In questa nuova pagina del diario ricordo i miei studi: agosto 1948, un grande intellettuale arabo, cristiano ortodosso, pubblicava un libro che ha fatto storia; oggi è quasi introvabile, anche in inglese. Il nome dell’autore è Kostantine Zurayek.

Per recuperare ciò che conta oggi di quell’opera, voglio partire dalla conferenza stampa di poche ore fa del Segretario di Stato americano, in Israele, nel momento in cui ha ottenuto soltanto un «no», formale, dal governo israeliano circa la richiesta di alcuni ministri di favorire il trasferimento dei palestinesi da Gaza: Blinken non ha ottenuto molto, posto che il ministro delle finanze israeliano ha definito i palestinesi «due milioni di nazisti», ma ha potuto, almeno, tirare un mezzo sospiro di sollievo.

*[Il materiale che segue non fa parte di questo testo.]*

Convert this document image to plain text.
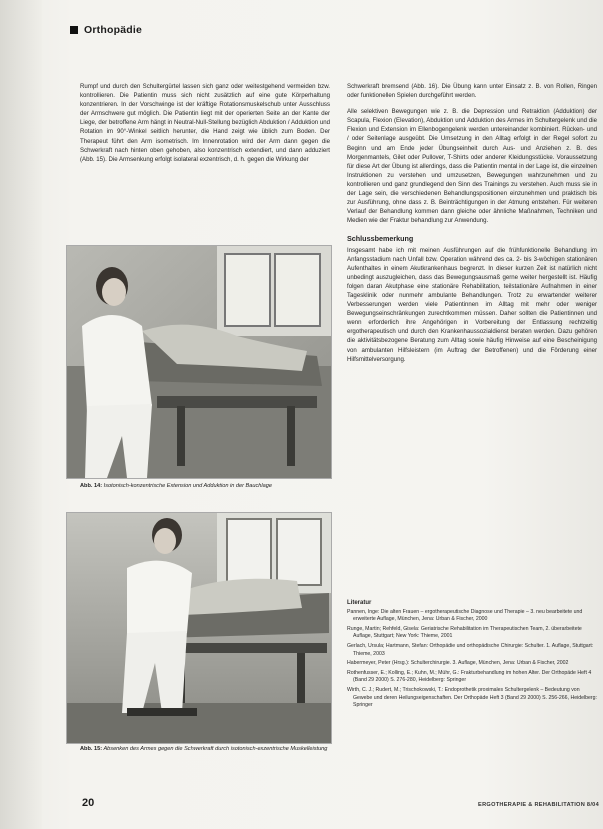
Orthopädie

Rumpf und durch den Schultergürtel lassen sich ganz oder weitestgehend vermeiden bzw. kontrollieren. Die Patientin muss sich nicht zusätzlich auf eine gute Körperhaltung konzentrieren. In der Vorschwinge ist der kräftige Rotationsmuskelschub unter Ausschluss der Armschwere gut möglich. Die Patientin liegt mit der operierten Seite an der Kante der Liege, der betroffene Arm hängt in Neutral-Null-Stellung bezüglich Abduktion / Adduktion und Rotation im 90°-Winkel seitlich herunter, die Hand zeigt wie üblich zum Boden. Der Therapeut führt den Arm isometrisch. Im Innenrotation wird der Arm dann gegen die Schwerkraft nach hinten oben gehoben, also konzentrisch extendiert, und dann adduziert (Abb. 15). Die Armsenkung erfolgt isolateral exzentrisch, d. h. gegen die Wirkung der

Abb. 14: Isotonisch-konzentrische Extension und Adduktion in der Bauchlage
Abb. 15: Absenken des Armes gegen die Schwerkraft durch isotonisch-exzentrische Muskelleistung

Schwerkraft bremsend (Abb. 16). Die Übung kann unter Einsatz z. B. von Rollen, Ringen oder funktionellen Spielen durchgeführt werden.

Alle selektiven Bewegungen wie z. B. die Depression und Retraktion (Adduktion) der Scapula, Flexion (Elevation), Abduktion und Adduktion des Armes im Schultergelenk und die Flexion und Extension im Ellenbogengelenk werden untereinander kombiniert. Rücken- und / oder Seitenlage ausgeübt. Die Umsetzung in den Alltag erfolgt in der Regel sofort zu Beginn und am Ende jeder Übungseinheit durch Aus- und Anziehen z. B. des Morgenmantels, Gilet oder Pullover, T-Shirts oder anderer Kleidungsstücke. Voraussetzung für diese Art der Übung ist allerdings, dass die Patientin mental in der Lage ist, die einzelnen Instruktionen zu verstehen und umzusetzen, Bewegungen wahrzunehmen und zu kontrollieren und ganz grundlegend den Sinn des Trainings zu verstehen. Auch muss sie in der Lage sein, die verschiedenen Behandlungspositionen einzunehmen und praktisch bis zur Ausführung, ohne dass z. B. Beinträchtigungen in der Atmung entstehen. Für weiteren Verlauf der Behandlung kommen dann gleiche oder ähnliche Maßnahmen, Techniken und Medien wie der Fraktur behandlung zur Anwendung.

Schlussbemerkung

Insgesamt habe ich mit meinen Ausführungen auf die frühfunktionelle Behandlung im Anfangsstadium nach Unfall bzw. Operation während des ca. 2- bis 3-wöchigen stationären Aufenthaltes in einem Akutkrankenhaus begrenzt. In dieser kurzen Zeit ist natürlich nicht unbedingt auszugleichen, dass das Bewegungsausmaß gerne weiter hergestellt ist. Häufig folgen daran Akutphase eine stationäre Rehabilitation, teilstationäre Aufnahmen in einer Tagesklinik oder nunmehr ambulante Behandlungen. Trotz zu erwartender weiterer Verbesserungen werden viele Patientinnen im Alltag mit mehr oder weniger Bewegungseinschränkungen zurechtkommen müssen. Daher sollten die Patientinnen und wenn erforderlich ihre Angehörigen in Vorbereitung der Entlassung rechtzeitig ergotherapeutisch und durch den Krankenhaussozialdienst beraten werden. Dazu gehören die aktivitätsbezogene Beratung zum Alltag sowie häufig Hinweise auf eine Bescheinigung von ambulanten Hilfsleistern (im Auftrag der Betroffenen) und die Förderung einer Hilfsmittelversorgung.

Literatur
Pannen, Inge: Die alten Frauen – ergotherapeutische Diagnose und Therapie – 3. neu bearbeitete und erweiterte Auflage, München, Jena: Urban & Fischer, 2000
Runge, Martin; Rehfeld, Gisela: Geriatrische Rehabilitation im Therapeutischen Team, 2. überarbeitete Auflage, Stuttgart; New York: Thieme, 2001
Gerlach, Ursula; Hartmann, Stefan: Orthopädie und orthopädische Chirurgie: Schulter. 1. Auflage, Stuttgart: Thieme, 2003
Habermeyer, Peter (Hrsg.): Schulterchirurgie. 3. Auflage, München, Jena: Urban & Fischer, 2002
Rothenfusser, E.; Kolling, E.; Kuhn, M.; Mühr, G.: Frakturbehandlung im hohen Alter. Der Orthopäde Heft 4 (Band 29 2000) S. 276-280, Heidelberg: Springer
Wirth, C. J.; Rudert, M.; Trischokowski, T.: Endoprothetik proximales Schultergelenk – Bedeutung von Gewebe und deren Heilungseigenschaften. Der Orthopäde Heft 3 (Band 29 2000) S. 256-266, Heidelberg: Springer
20	ERGOTHERAPIE & REHABILITATION 8/04
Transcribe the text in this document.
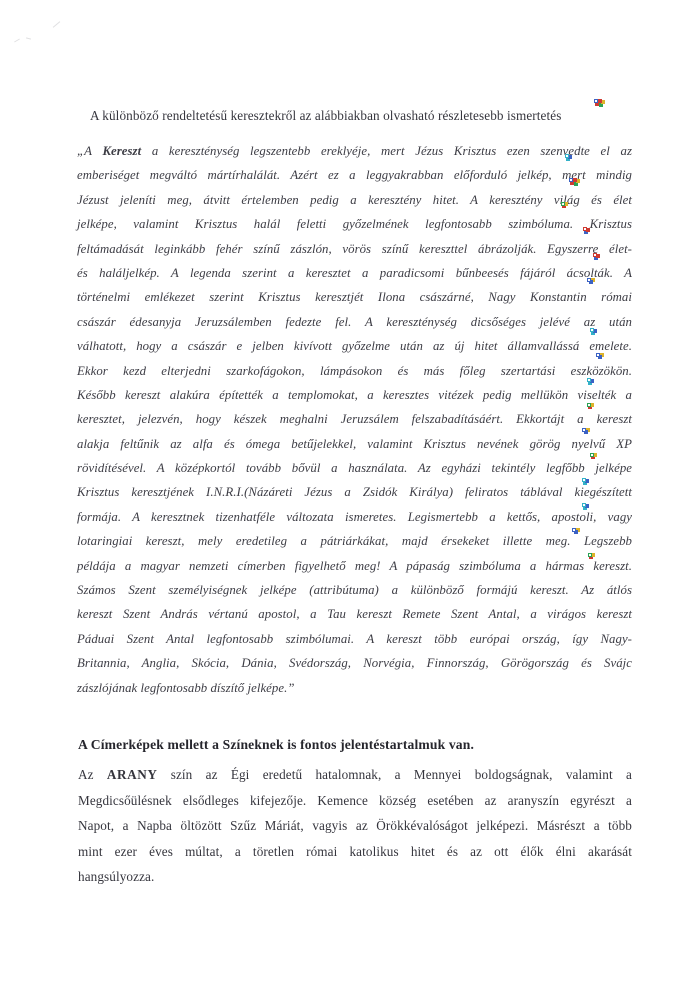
A különböző rendeltetésű keresztekről az alábbiakban olvasható részletesebb ismertetés

„A Kereszt a kereszténység legszentebb ereklyéje, mert Jézus Krisztus ezen szenvedte el az
emberiséget megváltó mártírhalálát. Azért ez a leggyakrabban előforduló jelkép, mert mindig
Jézust jeleníti meg, átvitt értelemben pedig a keresztény hitet. A keresztény világ és élet
jelképe, valamint Krisztus halál feletti győzelmének legfontosabb szimbóluma. Krisztus
feltámadását leginkább fehér színű zászlón, vörös színű kereszttel ábrázolják. Egyszerre élet-
és haláljelkép. A legenda szerint a keresztet a paradicsomi bűnbeesés fájáról ácsolták. A
történelmi emlékezet szerint Krisztus keresztjét Ilona császárné, Nagy Konstantin római
császár édesanyja Jeruzsálemben fedezte fel. A kereszténység dicsőséges jelévé az után
válhatott, hogy a császár e jelben kivívott győzelme után az új hitet államvallássá emelete.
Ekkor kezd elterjedni szarkofágokon, lámpásokon és más főleg szertartási eszközökön.
Később kereszt alakúra építették a templomokat, a keresztes vitézek pedig mellükön viselték a
keresztet, jelezvén, hogy készek meghalni Jeruzsálem felszabadításáért. Ekkortájt a kereszt
alakja feltűnik az alfa és ómega betűjelekkel, valamint Krisztus nevének görög nyelvű XP
rövidítésével. A középkortól tovább bővül a használata. Az egyházi tekintély legfőbb jelképe
Krisztus keresztjének I.N.R.I.(Názáreti Jézus a Zsidók Királya) feliratos táblával kiegészített
formája. A keresztnek tizenhatféle változata ismeretes. Legismertebb a kettős, apostoli, vagy
lotaringiai kereszt, mely eredetileg a pátriárkákat, majd érsekeket illette meg. Legszebb
példája a magyar nemzeti címerben figyelhető meg! A pápaság szimbóluma a hármas kereszt.
Számos Szent személyiségnek jelképe (attribútuma) a különböző formájú kereszt. Az átlós
kereszt Szent András vértanú apostol, a Tau kereszt Remete Szent Antal, a virágos kereszt
Páduai Szent Antal legfontosabb szimbólumai. A kereszt több európai ország, így Nagy-
Britannia, Anglia, Skócia, Dánia, Svédország, Norvégia, Finnország, Görögország és Svájc
zászlójának legfontosabb díszítő jelképe.”

A Címerképek mellett a Színeknek is fontos jelentéstartalmuk van.

Az ARANY szín az Égi eredetű hatalomnak, a Mennyei boldogságnak, valamint a
Megdicsőülésnek elsődleges kifejezője. Kemence község esetében az aranyszín egyrészt a
Napot, a Napba öltözött Szűz Máriát, vagyis az Örökkévalóságot jelképezi. Másrészt a több
mint ezer éves múltat, a töretlen római katolikus hitet és az ott élők élni akarását
hangsúlyozza.
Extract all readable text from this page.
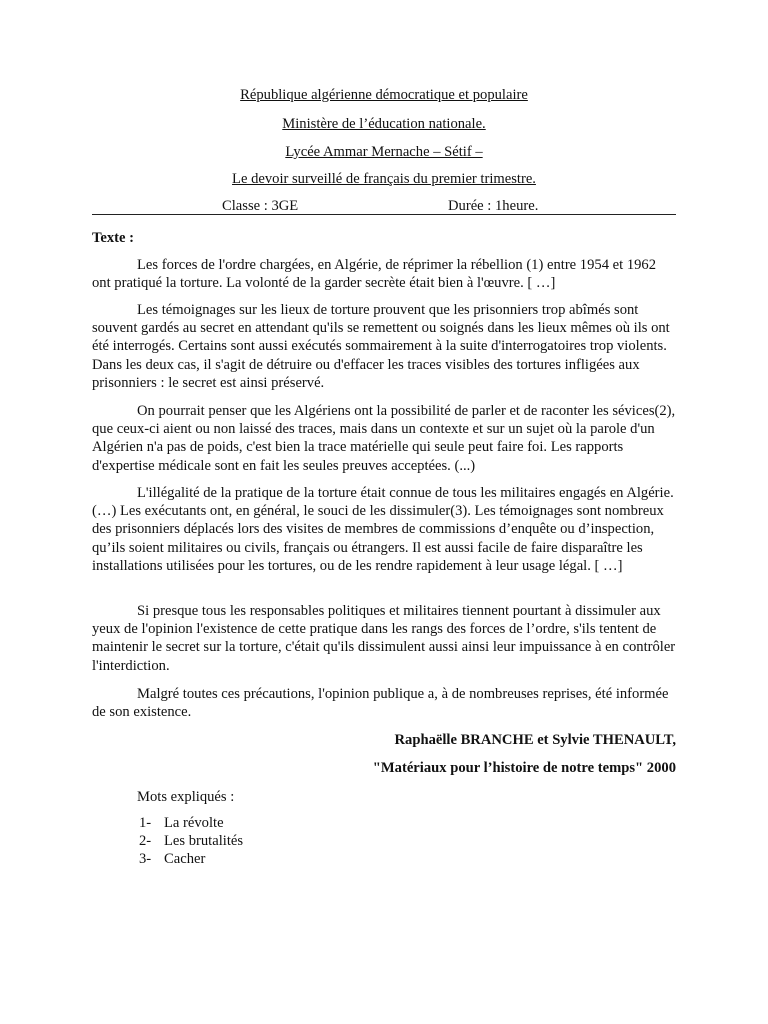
République algérienne démocratique et populaire

Ministère de l’éducation nationale.

Lycée Ammar Mernache – Sétif –

Le devoir surveillé de français du premier trimestre.

Classe : 3GE	Durée : 1heure.
Texte :

Les forces de l'ordre chargées, en Algérie, de réprimer la rébellion (1) entre 1954 et 1962 ont pratiqué la torture. La volonté de la garder secrète était bien à l'œuvre. [ …]

Les témoignages sur les lieux de torture prouvent que les prisonniers trop abîmés sont souvent gardés au secret en attendant qu'ils se remettent ou soignés dans les lieux mêmes où ils ont été interrogés. Certains sont aussi exécutés sommairement à la suite d'interrogatoires trop violents. Dans les deux cas, il s'agit de détruire ou d'effacer les traces visibles des tortures infligées aux prisonniers : le secret est ainsi préservé.

On pourrait penser que les Algériens ont la possibilité de parler et de raconter les sévices(2), que ceux-ci aient ou non laissé des traces, mais dans un contexte et sur un sujet où la parole d'un Algérien n'a pas de poids, c'est bien la trace matérielle qui seule peut faire foi. Les rapports d'expertise médicale sont en fait les seules preuves acceptées. (...)

L'illégalité de la pratique de la torture était connue de tous les militaires engagés en Algérie. (…) Les exécutants ont, en général, le souci de les dissimuler(3). Les témoignages sont nombreux des prisonniers déplacés lors des visites de membres de commissions d’enquête ou d’inspection, qu’ils soient militaires ou civils, français ou étrangers. Il est aussi facile de faire disparaître les installations utilisées pour les tortures, ou de les rendre rapidement à leur usage légal. [ …]

Si presque tous les responsables politiques et militaires tiennent pourtant à dissimuler aux yeux de l'opinion l'existence de cette pratique dans les rangs des forces de l’ordre, s'ils tentent de maintenir le secret sur la torture, c'était qu'ils dissimulent aussi ainsi leur impuissance à en contrôler l'interdiction.

Malgré toutes ces précautions, l'opinion publique a, à de nombreuses reprises, été informée de son existence.

Raphaëlle BRANCHE et Sylvie THENAULT,

"Matériaux pour l’histoire de notre temps" 2000

Mots expliqués :
1- La révolte
2- Les brutalités
3- Cacher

La cosa importante che ha detto il Segretario americano è che anche i palestinesi stanno soffrendo, e parecchio. Che gli israeliani stiano soffrendo tanto – e cosa abbia significato per loro, individualmente e collettivamente, il 7 ottobre – lo ha aveva già detto da subito e lo ha, giustamente, ribadito. Ma ha voluto fare ben presente anche la sofferenza dei palestinesi. Questo, per me, ha valore, perché tende ad umanizzare la rappresentazione dell’altro -palestinese – e quindi ad indicare una via d’uscita.

Chi decide le strategie militari – da una parte e dall’altra – lo sa? Hamas non appare preoccuparsene: sta proprio qui il punto – rilevante – del libro di cui ho il preciso ricordo.

Chi dice che il 7 ottobre ha riportato all’attenzione del mondo la questione palestinese, non tiene conto del fatto che i suoi esiti stanno persino legittimando la discussione attorno al trasferimento del popolo palestinese, non solo da Israele, ma da tutta la Palestina storica. Questa è un’assoluta novità. Non sto dicendo che ciò accadrà, sebbene a Gaza, oggi, si viva già, in pratica, da nomadi. Ma è un dato di fatto: se ne sta parlando, apertamente.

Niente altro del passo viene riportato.